From a practical viewpoint, this should be Rule #1, since everybody who's ever done
anything at all knows how large the idiot population really is.

While I agree 100% with you on this, this exercise was never meant to be a production item.  It was meant as something for Nick to try out as a short term experiment.

To make a short story long, back in the early eighties I ran a small company that wrote software for DEC PDP-11 mini-computers.  We had just finished a self maintaining parts/sales/service/accounting package for motorcycle and power equipment dealerships.  One of the things we were most proud of was the UI.  We had tested that to within a inch of it's life with every imaginable input scenario.  It was rock solid and it had the capacity to learn.  To reduce the error rate it would analyze the data being input and compare it to what had already been input and verified and suggest auto-completion hints.  It really was an achievement.  We even had one of a largest customers do beta, release and acceptance testing for 3 months.  We did further acceptance testing with 3 additional clients.  Everyone was impressed.  It improved data entry speed and accuracy by huge amounts.

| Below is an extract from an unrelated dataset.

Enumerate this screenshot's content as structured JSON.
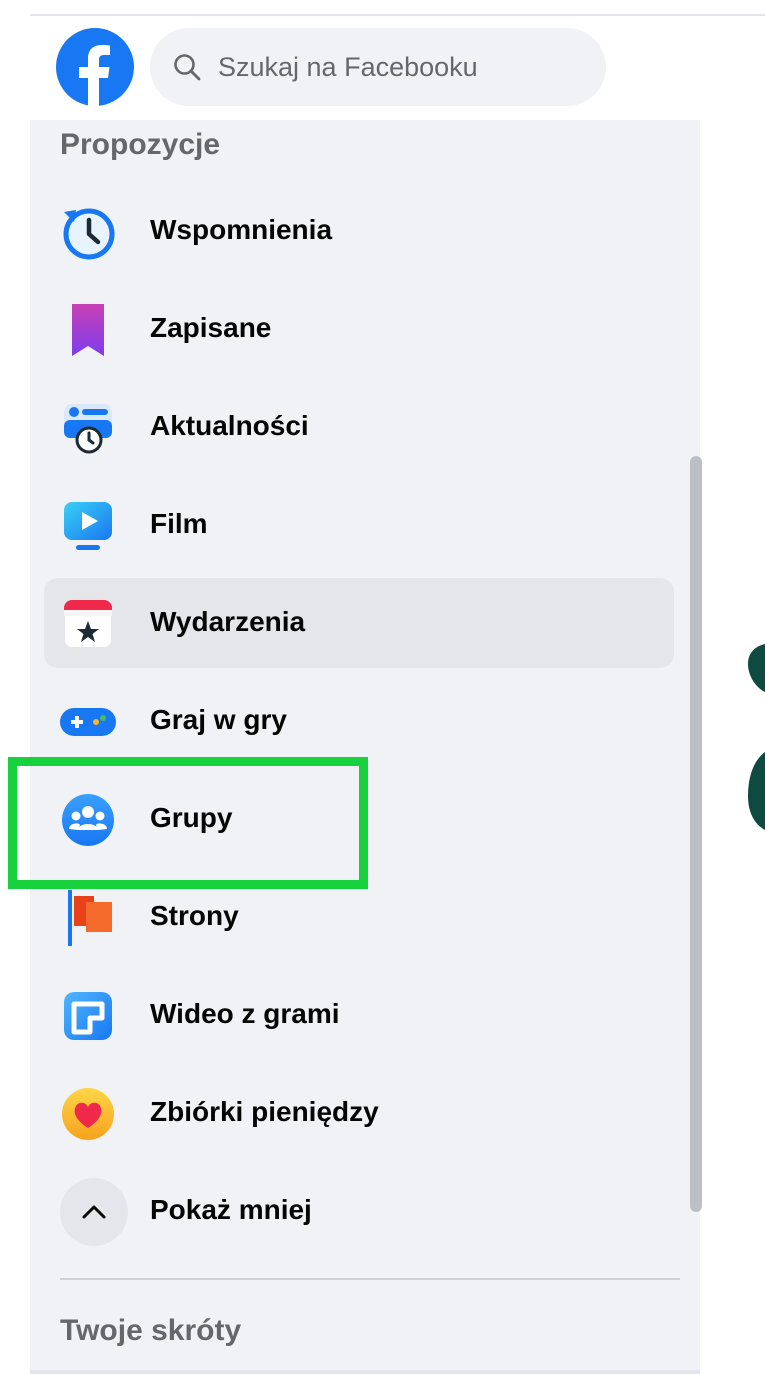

Shortly after we had put it into full time use at all our customer sites, I took a trip out to see how things were going at our biggest site.  I was talking to the accountant about his impressions under actual use conditions and he told me that things were never better.  He even told me that he figured out how to run the general journal batch update instantaneously!  I was quite surprised at this as it would normally take about 5 minutes to back everything up, do a referential integrity check on the input data tables, commit all the transactions, run all the report transactions and get ready for the month-end adjustments.  So I asked him how he did that.  So he told me.  "Just after selecting 'Update' from the menu I just hit the 'ctrl' key and the 'c' together.  Then it flashes "Finished" for a second and returns to the main menu."

It turns out that there was about 10 seconds while the jobs were being submitted to the batch queue that it would accept a ctrl-C and abort the control file.  He was essentially just quitting the process before it even got started.  No one had imagined that scenario.  No one even knew that the ctrl-C trap was being disabled during that short process.  When we asked how he figured this out, all he could tell us was that he found it by accident.  Luckily is was an accumulative procedure, and could be run as many times as you liked ... as long as it was run at least once before month end.  We had to rewrite the UI to all disable input for that 10 seconds.

There is always a more ingenious idiot.